CVMA | Documents | Chronic Care of the Ill Pet at Home

Chronic Care of the Ill Pet at Home

December 7, 2012

Your role as caregiver for your pet can get a whole lot more complicated if you find yourself in the role of home nurse.

Most home chronic nursing plans are straightforward though, and once you get the feel for the procedures you will be required to carry out, you should be on your way.

Sometimes other factors can make the home treatment more of a challenge. An uncooperative patient is an obvious one! It is important to make sure your veterinary health care team carefully trains you if your pet is not inclined to sit quietly during care. It is very important to prevent bites and scratches to you or family helpers, as this is a health risk and can damage the all-important loving relationship between you and your pet.

When undertaking a new nursing program, try out the procedures in the hospital first so that you are sure you can do the whole thing. Changing a bandage or cleaning a feeding tube port may seem straightforward until you try it start to finish. Sometimes, a caregiver may have limitations that the veterinary trainer may not be aware of. For example, a senior with arthritis of the fingers may have difficulty managing insulin injections at home. Let staff know if you have any limitations that concern you. Another obvious concern is handling of large or giant breed dogs with mobility problems. Care aids such as doggie harness wheelchairs and lifters can be obtained to help in this type of situation.

Sometimes physical therapy such as joint manipulations, massage or other exercises for the pet may be prescribed. If you have trouble doing these at home, there are frequently opportunities to have the staff do these at the clinic for you on a regularly scheduled basis. 

For dogs, swimming or water treadmills (water treadmills are not widely available) may be prescribed to increase mobility in an arthritic or recovering surgical patient. This provides exercise without the force of the body weight loading on the joints. If you take your dog swimming, make sure entry and exit at the water’s edge is safe. Slipping or falling can be a safety issue for a pet without good mobility. If the dog is swimming in a pool, gently rinse the chlorine out from the dogs hair coat after each swim.

Sometimes cats with chronic kidney disease are prescribed home fluids to be given under the skin. This procedure is easy to do once you go through it a few times, and can give a sick kitty a much better quality of life.

Bandage care and application are sometimes required. It is important to remember to check the bandage regularly. Make sure it is not slipping, pinching or putting pressure on an area, and it has not become soiled or wet. Make sure you are well trained in the proper techniques as improperly applied bandages can cause serious problems. Replace them at intervals as prescribed.

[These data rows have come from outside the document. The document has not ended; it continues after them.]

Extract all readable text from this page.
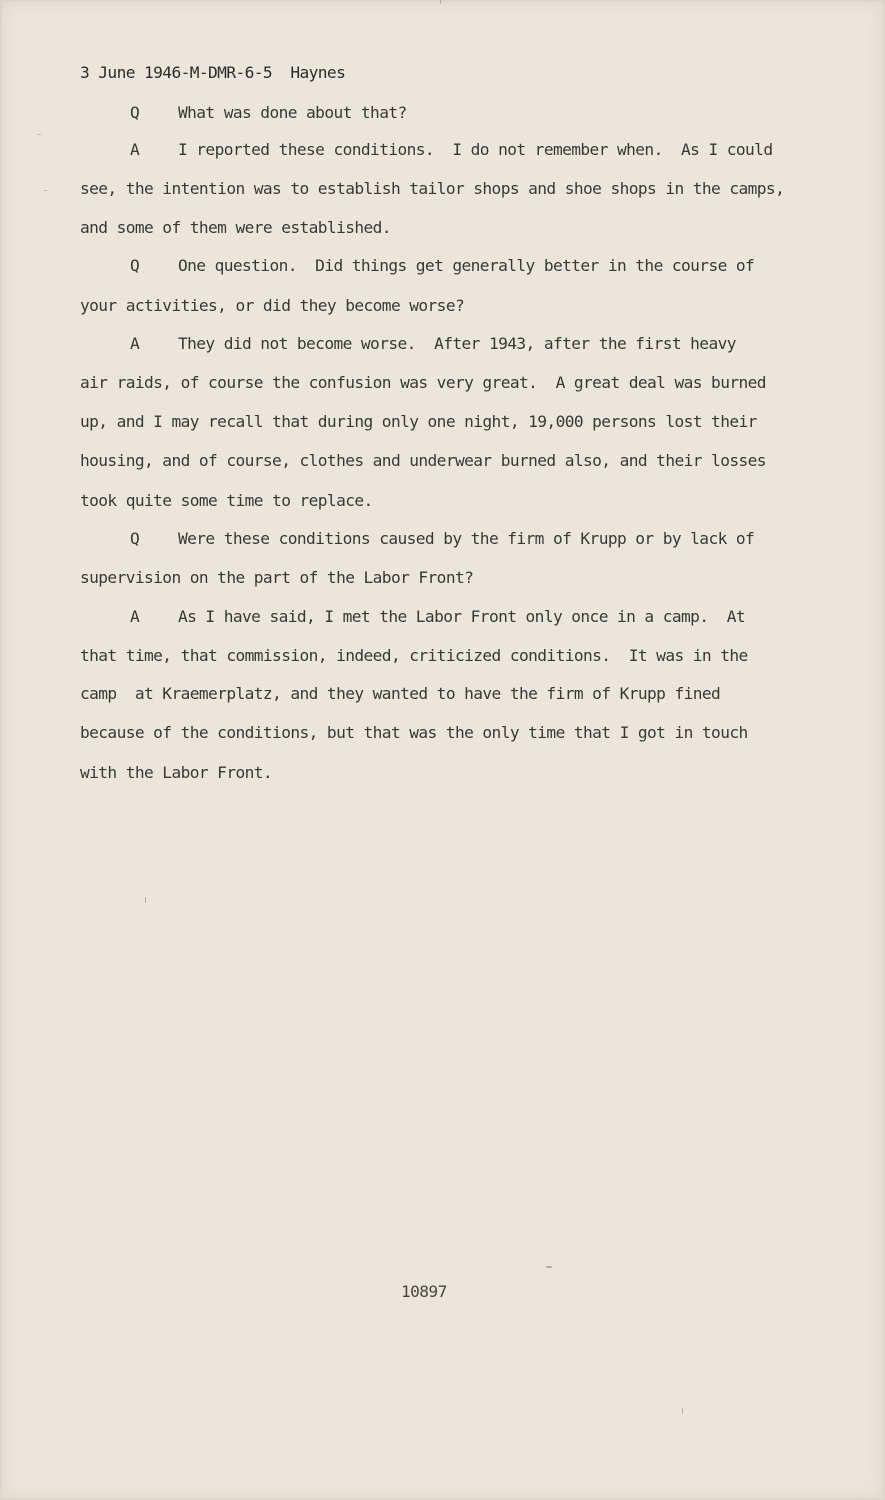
3 June 1946-M-DMR-6-5  Haynes
Q What was done about that?
A I reported these conditions.  I do not remember when.  As I could
see, the intention was to establish tailor shops and shoe shops in the camps,
and some of them were established.
Q One question.  Did things get generally better in the course of
your activities, or did they become worse?
A They did not become worse.  After 1943, after the first heavy
air raids, of course the confusion was very great.  A great deal was burned
up, and I may recall that during only one night, 19,000 persons lost their
housing, and of course, clothes and underwear burned also, and their losses
took quite some time to replace.
Q Were these conditions caused by the firm of Krupp or by lack of
supervision on the part of the Labor Front?
A As I have said, I met the Labor Front only once in a camp.  At
that time, that commission, indeed, criticized conditions.  It was in the
camp  at Kraemerplatz, and they wanted to have the firm of Krupp fined
because of the conditions, but that was the only time that I got in touch
with the Labor Front.
10897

When caring for pets receiving chemotherapy for cancer, it is important to remember that periodically, they can be immune system suppressed. This means that environmental germs are a greater risk to them than for a normal patient. Scrupulous attention to cleanliness and hygiene become important. Good hygiene is important for all ill pets needing home care!

Special diets, medications or nutritional supplements may also be prescribed in addition to the comfort care. It is important to establish a routine so that doses are not skipped, or double-dosed, and the family coordinates in their care efforts. Proper nutritional support is an important part of home nursing care.

As the front-line caregiver, you will be able to monitor your pet for signs of discomfort, suffering, and pain. These are not easy to gauge in pets, but a change in behaviour from what you expect is a common warning sign. A sociable cat that starts to hide, a friendly dog that growls, and a quiet pet that becomes vocal or paces are examples of changes we can see when an animal is uncomfortable. Changes in the normal posture or sleeping position, panting, shaking, urination and bowel movements out of place, and a reluctance to move can also be seen in some patients.

If in doubt, talk to your veterinarian because it is important that your pet stays comfortable at home.

Home care helps you to keep veterinary expenses to a minimum, keeps your pet in a familiar safe environment with people he knows and loves, and gives you an opportunity to provide the very best in nursing care to your pet. This is a great option for most pets with chronic health issues.